Training Settings
===========================
Training settings are designed to set parameters about model training.


- ``epochs (int)`` : The number of training epochs. Defaults to ``300``.
- ``train_batch_size (int)`` : The training batch size. Defaults to ``2048``.
- ``learner (str)`` : The name of used optimizer. Defaults to ``'adam'``.
  Range in ``['adam', 'sgd', 'adagrad', 'rmsprop', 'sparse_adam']``.
- ``learning_rate (float)`` : Learning rate. Defaults to ``0.001``.
- ``neg_sampling(dict)``: This parameter controls the negative sampling for model training.
  The key range is ``['uniform', 'popularity']``, which decides the distribution of negative items in sampling pools. In addition, we also support dynamic negative sampling ``['dynamic']``.
  ``uniform`` means uniformly select negative items while ``popularity`` means select negative items based on 
  their popularity (Counter(item) in `.inter` file). The value k (int) of this parameter means sample k negative items for each positive item.
  Note that if your data is labeled, you need to set this parameter as ``None``.
  The default value of this parameter is ``{'uniform': 1}``, which means uniformly sample one negative item for each positive item.
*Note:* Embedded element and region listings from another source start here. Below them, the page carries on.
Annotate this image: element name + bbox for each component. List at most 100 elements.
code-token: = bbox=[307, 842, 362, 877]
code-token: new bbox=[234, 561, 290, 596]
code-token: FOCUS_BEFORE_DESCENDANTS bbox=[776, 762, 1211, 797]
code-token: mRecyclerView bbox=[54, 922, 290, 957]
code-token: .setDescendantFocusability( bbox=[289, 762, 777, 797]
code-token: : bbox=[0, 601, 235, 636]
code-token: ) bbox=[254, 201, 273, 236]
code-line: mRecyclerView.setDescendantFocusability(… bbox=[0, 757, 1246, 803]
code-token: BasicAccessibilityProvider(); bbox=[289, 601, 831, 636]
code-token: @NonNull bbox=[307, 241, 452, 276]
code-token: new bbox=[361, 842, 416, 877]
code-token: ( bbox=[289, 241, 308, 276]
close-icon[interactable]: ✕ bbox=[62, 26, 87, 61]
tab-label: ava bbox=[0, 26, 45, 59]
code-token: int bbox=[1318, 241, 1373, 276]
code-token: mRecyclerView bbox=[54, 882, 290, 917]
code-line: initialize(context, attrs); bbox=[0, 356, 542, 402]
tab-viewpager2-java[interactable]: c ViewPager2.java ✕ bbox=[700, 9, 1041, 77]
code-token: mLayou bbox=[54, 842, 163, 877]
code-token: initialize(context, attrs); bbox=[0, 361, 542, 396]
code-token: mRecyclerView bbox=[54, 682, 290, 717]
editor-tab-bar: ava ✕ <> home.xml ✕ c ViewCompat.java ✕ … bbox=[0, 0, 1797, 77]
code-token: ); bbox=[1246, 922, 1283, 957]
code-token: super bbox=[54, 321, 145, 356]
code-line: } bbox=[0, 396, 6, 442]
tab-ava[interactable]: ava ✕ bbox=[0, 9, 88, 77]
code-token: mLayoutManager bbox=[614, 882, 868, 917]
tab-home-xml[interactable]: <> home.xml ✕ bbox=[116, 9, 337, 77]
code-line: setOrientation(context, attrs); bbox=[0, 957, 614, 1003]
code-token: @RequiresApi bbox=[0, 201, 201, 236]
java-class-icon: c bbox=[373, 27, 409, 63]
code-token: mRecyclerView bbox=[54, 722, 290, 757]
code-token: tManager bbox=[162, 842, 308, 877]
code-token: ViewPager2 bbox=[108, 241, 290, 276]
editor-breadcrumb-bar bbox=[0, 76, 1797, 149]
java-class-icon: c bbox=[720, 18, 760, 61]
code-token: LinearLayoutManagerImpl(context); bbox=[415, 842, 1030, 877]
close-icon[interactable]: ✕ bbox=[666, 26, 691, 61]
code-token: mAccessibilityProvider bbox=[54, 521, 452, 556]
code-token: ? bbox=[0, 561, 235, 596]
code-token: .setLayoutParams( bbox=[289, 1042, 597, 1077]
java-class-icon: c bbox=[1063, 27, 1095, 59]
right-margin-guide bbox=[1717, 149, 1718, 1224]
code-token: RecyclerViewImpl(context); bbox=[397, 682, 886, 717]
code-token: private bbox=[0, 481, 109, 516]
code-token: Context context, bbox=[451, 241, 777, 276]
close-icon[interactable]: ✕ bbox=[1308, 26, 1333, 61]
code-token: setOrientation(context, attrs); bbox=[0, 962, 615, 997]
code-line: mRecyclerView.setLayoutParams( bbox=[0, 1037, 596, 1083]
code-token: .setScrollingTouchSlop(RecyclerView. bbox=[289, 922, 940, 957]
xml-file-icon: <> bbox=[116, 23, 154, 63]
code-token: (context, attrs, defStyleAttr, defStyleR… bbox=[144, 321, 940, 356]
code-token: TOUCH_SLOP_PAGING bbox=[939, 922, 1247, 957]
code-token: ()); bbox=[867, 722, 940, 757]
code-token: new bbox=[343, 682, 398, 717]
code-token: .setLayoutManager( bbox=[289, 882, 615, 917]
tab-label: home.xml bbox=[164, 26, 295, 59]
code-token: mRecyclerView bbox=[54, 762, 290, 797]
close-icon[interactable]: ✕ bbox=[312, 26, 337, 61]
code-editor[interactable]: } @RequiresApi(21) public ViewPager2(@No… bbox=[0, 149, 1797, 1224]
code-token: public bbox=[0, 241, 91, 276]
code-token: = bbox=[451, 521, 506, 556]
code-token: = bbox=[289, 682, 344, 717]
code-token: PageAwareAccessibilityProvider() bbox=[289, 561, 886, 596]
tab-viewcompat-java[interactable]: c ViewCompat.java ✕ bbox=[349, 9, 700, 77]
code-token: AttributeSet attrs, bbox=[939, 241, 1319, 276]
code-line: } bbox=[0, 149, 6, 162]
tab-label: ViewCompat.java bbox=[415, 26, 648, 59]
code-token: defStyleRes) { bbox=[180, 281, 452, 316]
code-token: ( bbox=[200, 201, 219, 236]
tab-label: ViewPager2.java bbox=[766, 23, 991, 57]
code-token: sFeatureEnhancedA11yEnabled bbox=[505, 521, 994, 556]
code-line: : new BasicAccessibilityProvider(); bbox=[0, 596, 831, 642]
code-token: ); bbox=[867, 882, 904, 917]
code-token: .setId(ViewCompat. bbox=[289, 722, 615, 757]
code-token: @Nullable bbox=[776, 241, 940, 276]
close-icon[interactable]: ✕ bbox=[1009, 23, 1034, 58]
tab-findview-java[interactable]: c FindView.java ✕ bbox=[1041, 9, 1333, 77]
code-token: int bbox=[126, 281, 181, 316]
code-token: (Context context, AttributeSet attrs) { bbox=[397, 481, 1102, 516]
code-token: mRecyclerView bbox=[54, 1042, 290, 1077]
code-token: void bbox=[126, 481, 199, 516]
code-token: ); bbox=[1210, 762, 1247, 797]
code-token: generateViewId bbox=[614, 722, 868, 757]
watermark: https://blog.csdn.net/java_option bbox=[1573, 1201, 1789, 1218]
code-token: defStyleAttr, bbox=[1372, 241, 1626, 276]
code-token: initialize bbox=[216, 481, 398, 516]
  When dynamic negative sampling, ``dynamic`` decides the number of candidate negative items.
  For example, ``{'uniform': 1, 'dynamic': 2}`` means sampling 2 items for each positive item uniformly,
  and dynamically choosing the item with the higher score as the selected negative item.
  In particular, ``'uniform': 1`` means that a positive item pairs with one negative item, and ``'dynamic': 2`` means dynamically selecting each negative item from two candidates.
- ``eval_step (int)`` : The number of training epochs before an evaluation
  on the valid dataset. If it is less than 1, the model will not be
  evaluated on the valid dataset. Defaults to ``1``.
- ``stopping_step (int)`` : The threshold for validation-based early stopping.
  Defaults to ``10``.
- ``clip_grad_norm (dict)`` : The args of `clip_grad_norm_ <https://pytorch.org/docs/stable/generated/torch.nn.utils.clip_grad_norm_.html>`_
  which will clip gradient norm of model. Defaults to ``None``.
- ``loss_decimal_place(int)``: The decimal place of training loss. Defaults to ``4``.
- ``weight_decay (float)`` : The weight decay (L2 penalty), used for `optimizer <https://pytorch.org/docs/stable/optim.html?highlight=weight_decay>`_. Default to ``0.0``.
- ``require_pow(bool)``: The sign identifies whether the power operation is performed based on the norm in EmbLoss. Defaults to ``False``.